OldArchive / The Way I See It

Chesapeake Marshaling Landowners In War with Army Corps of Engineers

 

Here’s a perfect example of an old expression that makes us shudder: “I’m from the government and I’m here to help.”

In this case, the government comes in the form of the Army Corps of Engineers, and the way they’re “helping” is by throwing a huge hurdle into the process of getting the region’s gas well pipelines permitted.

People generally don’t know much about the Army Corps of Engineers, but there are a few things we all should know. They’re experts at wasting money and creating boondoggles.

 It was the Army Corps, you see, that was responsible for the death and destruction that came when Hurricane Katrina inundated New Orleans. It was the Army Corps’ faulty design of the city's levee system, its refusal to heed decades-old warnings that the levees would not hold and its shoddy construction practices that caused the levees to collapse and drown the city. See what a great help they can be?

There are dozens of instances where the Army Corp of Engineers has set out to solve a problem and ended up making it worse. And along the way they’ve squandered millions of tax dollars.

The Army Corp of Engineers’ latest boondoggle is dramatically increasing the time it takes to get a gas well pipeline permitted—from 45 to 300 days. According to Chesapeake Energy, the Army Corps’ helping hand could adversely affect its drilling operations and also result in local landowners facing long delays before they start seeing the gas royalties they’ve been looking forward to.
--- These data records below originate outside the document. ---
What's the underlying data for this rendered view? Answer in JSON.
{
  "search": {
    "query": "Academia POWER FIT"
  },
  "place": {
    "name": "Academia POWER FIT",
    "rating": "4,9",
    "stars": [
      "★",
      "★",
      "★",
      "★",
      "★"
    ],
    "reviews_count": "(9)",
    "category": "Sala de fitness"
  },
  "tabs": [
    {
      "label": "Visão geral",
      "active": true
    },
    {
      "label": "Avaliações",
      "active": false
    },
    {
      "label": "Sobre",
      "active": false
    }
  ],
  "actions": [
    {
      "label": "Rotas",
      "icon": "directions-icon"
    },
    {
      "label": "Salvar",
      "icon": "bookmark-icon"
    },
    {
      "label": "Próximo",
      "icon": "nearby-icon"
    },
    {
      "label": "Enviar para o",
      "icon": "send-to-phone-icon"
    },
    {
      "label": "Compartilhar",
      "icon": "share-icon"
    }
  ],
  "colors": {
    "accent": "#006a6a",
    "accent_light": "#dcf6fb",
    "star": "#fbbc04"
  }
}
In a letter sent out to landowners this week, Chesapeake pointed out that over the last several years it has invested $3 billion in development of the Marcellus Shale in Pennsylvania, which has included drilling more than 300 wells in the Northern Tier, where 95 of these wells have been put in production. In many cases, however, wells not in production have been prevented from getting gas to market thanks to those helpful people at the Army Corps of Engineers.

Currently, Chesapeake has 128 wells that have been drilled and completed but are waiting on pipeline permits from the Army Corps of Engineers before the gas can be delivered to market. And without being able to get the gas to market, Chesapeake isn’t making royalty payments to landowners.  So if you’re a landowner waiting for the royalty payment to show up, you can thank those helpful folks at the Army Corps of Engineers and their red tape for keeping it from happening.

It’s odd how things work in America these days. The nation is scrambling to find sources of energy that will help reduce our dependence on imports. But here in Northeast PA, where one of the world’s largest sources of clean burning natural gas is located, the Army Corps of Engineers has introduced regulations that aren’t imposed in other parts of the nation where natural gas collection lines are being constructed. Give them a free hand and the Army Corps of Engineers will turn the region’s economic windfall into another Katrina.

Chesapeake’s letter to property owners asks that they write to their US Senator and Congressman telling them of the Army Corps of Engineers latest boondoggle, explaining how at a time of great economic uncertainty in America, limiting the ability of landowners to benefit from natural gas production is absurd.  The company has included a pre-written letter to make it quick and easy to make elected officials aware of how we’re under attack by the Army Corp of Engineers. Just sign it and send it.

If you’re a property owner and aren’t sure of where to send your letter, here are the addresses:

Senator Robert Casey

417 Lackawanna Avenue, Suite 303?

Scranton, PA 18503

Congressman Thomas Marino

181 W. Tioga St. Suite 2

Tunkhannock, PA 18657

Bottom line is we all want safe, responsible monitoring and regulation of the region’s gas wells and pipelines, but do we want this job put in the hands of the people responsible for the catastrophic flooding in New Orleans?